There is a pattern visible in the development arc of many policies which propose greater private sector involvement in the NHS. Ministers and their advisers declare it is time for an injection of new blood and that hurdles will be cleared to make way for the entrants.

These commitments are usually accompanied by some covert or overt denigration of the shortcomings of those public servants currently carrying out the task targeted for “liberation”.

Within months, however, civil servants have brought the inherent risks of such a strategy to the attention of ministers and the bold claims of the original policy start to be watered down. There also tends to be a growing awareness that those “underperforming” public servants are not quite as dispensable as suggested.

It seems as if the development of commissioning support services is becoming a textbook example of this pattern.

CSSs were promoted as “free-standing enterprises” which would cross-fertilise with private sector firms to create a “market” from which clinical commissioning groups could take their pick. Some of those opposing the reforms feared they would be Trojan horses for the privatisation of commissioning, a belief encouraged when firms like Capita, KPMG and UnitedHealth were brought in to “advise” the emergent organisations.

As late as this March HSJ was receiving signals that the assessment process CSSs were going through would create “failures” – leaving gaps for the private sector to fill – and that those that survived would be “new businesses, not new organisational forms”.

The messages emanating from the NHS Commissioning Board now have a very different tone. In his interview with HSJ Joe Rafferty, the director of the board’s business development unit, stresses the importance of avoiding leaving CCGs without support through CSS market failure. Mr Rafferty also talks of the “strong case” for the board to have a regulatory role in the governance of CSSs and of business models, the majority of which still involve the board retaining a stake in the new organisations. There is still a desire to create a market, but an equal determination to avoid “the barn door obvious mistakes” of previous, controversial, public flotations.

As suggested above, this a predictable development and reflects a sensible weighing of the risks. It is also a sign of the commissioning board, itself still a lightly staffed emergent organisation, coming to terms with its responsibilities and liabilities.

These exist in two tiers. At the macro level, the board is responsible for making the new commissioning system work. Gaps appearing in commissioning support through over-enthusiastic application of market pressures would kill it dead in no time. In other words, stability trumps choice in the provision of commissioning support for the foreseeable future. The board wants CCGs and CSSs to develop the system together over a number of years, rather than stage a rush to a smorgasbord of providers – something with which the majority of GP commissioners are likely to agree.

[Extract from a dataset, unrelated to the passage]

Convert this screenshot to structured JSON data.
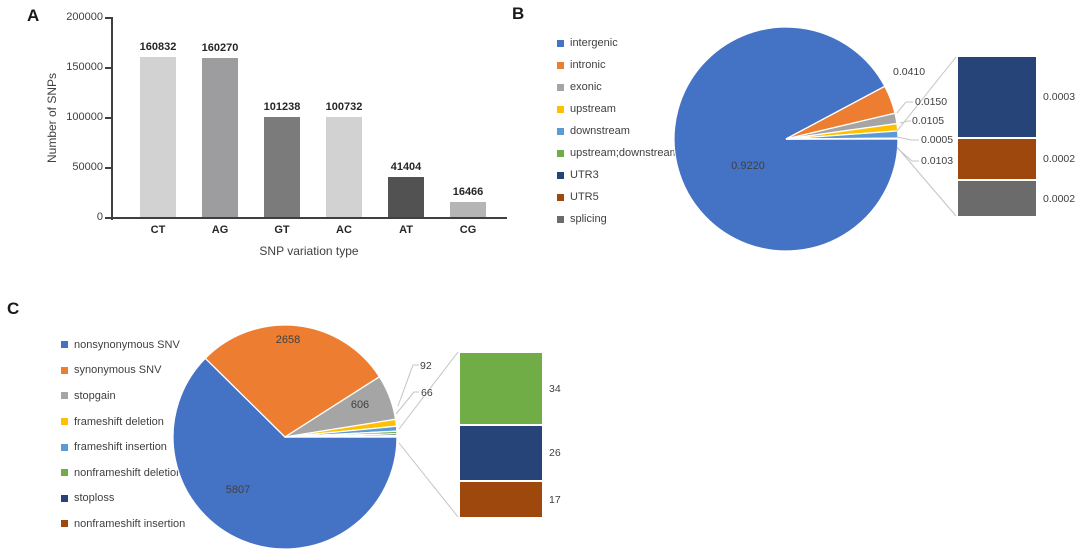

At a more practical level, the board is likely to remain the direct employer of the bulk of CSS staff for the next four years. As such it has a direct responsibility to make sure CSSs remain going concerns during this period.

Choice in commissioning support will still be promoted as a goal. Indeed, Mr Rafferty will be replaced by two people when he leaves the board in September. One of them will be responsible for working out how to create the commissioning support market, the other for developing the new organisations. But the fact there will be two separate roles suggests the launch of CSS is no longer inevitably tied to the creation of a “market” for commissioning support services.